The current ongoing phase 2a study will include up to 16 cohorts of 20 participants each, testing various dosing regimens of AL-335 plus odalasvir, with or without simeprevir, taken for 6 or 8 weeks.

Last week's presentation covered the first four cohorts, which enrolled an easier-to-treat population of people with previously untreated genotype 1 HCV without liver cirrhosis. People with genotype 3 and those with compensated cirrhosis are included in later cohorts.

This interim analysis included 80 people with chronic hepatitis C who had not taken hepatitis C treatment before (treatment naive). About two-thirds were men, most were white and the mean age was about 53 years. About 80% had harder-to-treat HCV genotype 1a, the rest 1b, with a mean baseline HCV viral load of about 6.2 log10 IU/ml. The average FibroScan liver stiffness score was approximately 6.0 kPa, suggesting mostly mild to moderate fibrosis.

Participants in this open-label study received AL-335 at doses of 400 or 800mg once-daily (QD), odalasvir at 50mg once-daily or every-other-day (QOD), and simeprevir at 75 or 100mg once-daily. They were allocated to four cohorts:

  • Cohort 1: AL-335 400mg QD + odalasvir 50mg QD + simeprevir 100mg QD for 8 weeks;
  • Cohort 2: AL-335 800mg QD + odalasvir 50mg QOD for 8 weeks (no simeprevir);
  • Cohort 3: AL-335 800mg QD + odalasvir 50mg QOD + simeprevir 75mg QD for 8 weeks;
  • Cohort 4: AL-335 800mg QD + odalasvir 50mg QOD + simeprevir 75mg QD for 6 weeks.

In the three cohorts receiving triple therapy, 100% of participants achieved sustained virological response at 12 weeks after completing treatment (SVR12).

In the dual therapy cohort that did not receive simeprevir, the SVR12 rate fell to 90%. The two people who experienced relapse in this cohort developed NS5A mutations that confer resistance to odalasvir.

Treatment was generally safe and well tolerated. There was one serious adverse event leading to treatment discontinuation: an atrioventricular block (a type of heart rhythm abnormality) considered probably related to the study drugs.

A majority of adverse events were mild, with the most common being headache (18 reports), fatigue (15), respiratory tract infections (11) and bruising (9). There were few grade 3 or higher laboratory abnormalities and no clinically relevant echocardiogram changes.
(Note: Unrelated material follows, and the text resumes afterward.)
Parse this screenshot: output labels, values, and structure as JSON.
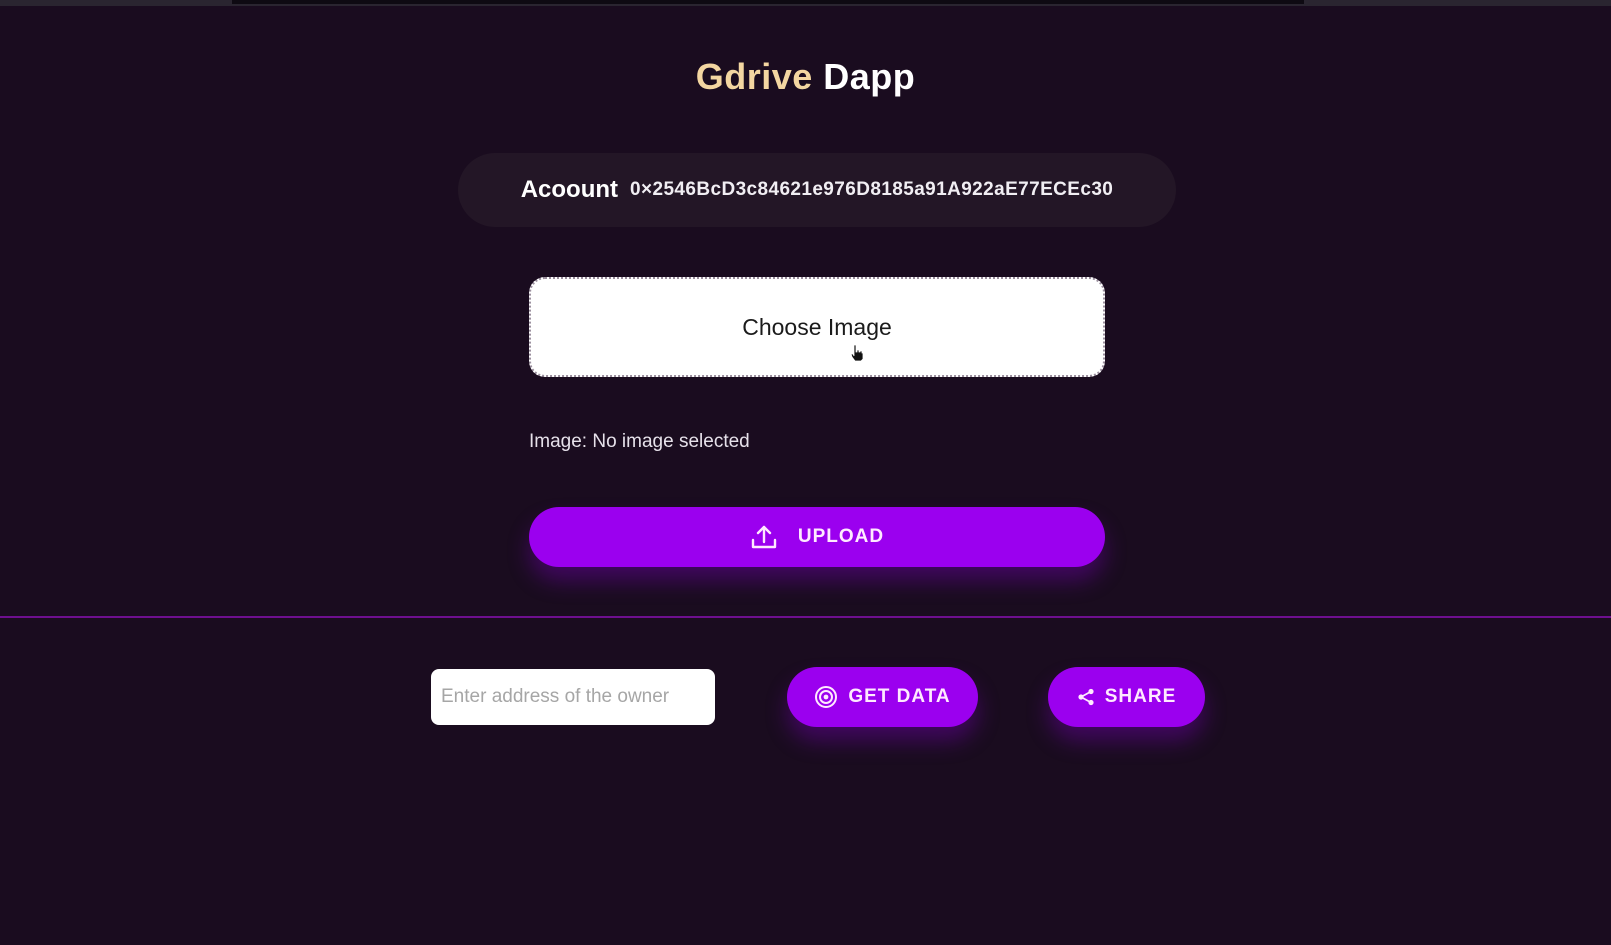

Based on these findings, the researchers concluded that AL-335 + odalasvir with or without simeprevir “was highly effective in treatment-naive patients with HCV genotype 1 without cirrhosis”. They added that these results support evaluation of triple combinations in people with genotype 3 or cirrhosis.
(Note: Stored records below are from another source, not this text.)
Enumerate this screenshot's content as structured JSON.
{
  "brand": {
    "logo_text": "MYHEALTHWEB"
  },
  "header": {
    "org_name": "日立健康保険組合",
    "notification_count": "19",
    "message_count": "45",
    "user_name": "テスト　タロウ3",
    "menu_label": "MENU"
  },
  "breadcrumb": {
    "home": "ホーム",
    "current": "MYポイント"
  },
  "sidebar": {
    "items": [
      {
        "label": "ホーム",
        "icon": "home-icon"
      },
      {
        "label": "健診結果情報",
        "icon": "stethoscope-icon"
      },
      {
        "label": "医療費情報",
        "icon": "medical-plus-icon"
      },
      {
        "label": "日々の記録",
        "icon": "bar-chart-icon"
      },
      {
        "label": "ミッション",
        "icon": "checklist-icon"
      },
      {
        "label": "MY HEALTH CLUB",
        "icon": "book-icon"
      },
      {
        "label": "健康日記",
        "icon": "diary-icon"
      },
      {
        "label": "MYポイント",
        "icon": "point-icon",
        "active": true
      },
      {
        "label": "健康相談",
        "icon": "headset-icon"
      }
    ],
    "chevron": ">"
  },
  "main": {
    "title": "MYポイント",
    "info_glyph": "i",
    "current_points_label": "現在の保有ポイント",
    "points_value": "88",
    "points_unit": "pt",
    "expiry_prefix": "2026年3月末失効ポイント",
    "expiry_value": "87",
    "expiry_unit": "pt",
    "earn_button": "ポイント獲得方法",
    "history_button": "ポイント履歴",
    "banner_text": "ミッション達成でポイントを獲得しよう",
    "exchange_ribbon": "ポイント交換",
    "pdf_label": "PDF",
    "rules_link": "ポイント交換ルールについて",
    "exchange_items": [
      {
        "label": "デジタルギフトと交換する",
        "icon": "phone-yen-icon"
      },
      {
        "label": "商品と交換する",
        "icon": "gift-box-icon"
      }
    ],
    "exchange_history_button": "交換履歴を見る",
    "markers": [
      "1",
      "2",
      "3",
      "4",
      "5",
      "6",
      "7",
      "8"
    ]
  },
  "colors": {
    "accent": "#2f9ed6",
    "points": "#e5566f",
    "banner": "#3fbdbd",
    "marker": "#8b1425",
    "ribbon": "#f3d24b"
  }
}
A larger phase 2b trial (NCT02765490) evaluating 800mg AL-335 + 25mg odalasvir + 75mg simeprevir, all once-daily for 6 or 8 weeks, is expected to begin enrolment this autumn for treatment-naive and treatment-experienced people without cirrhosis who have HCV genotypes 1, 2, 4, 5 and 6.

References

Gane E et al. Short duration treatment with AL-335 and odalasvir (ODV), with or without simeprevir (SMV), in treatment naïve patients with hepatitis C virus (HCV) genotype (GT) 1 infection. New Perspectives in Hepatitis C Virus Infection – The Roadmap for Cure, Paris, abstract 178, 2016.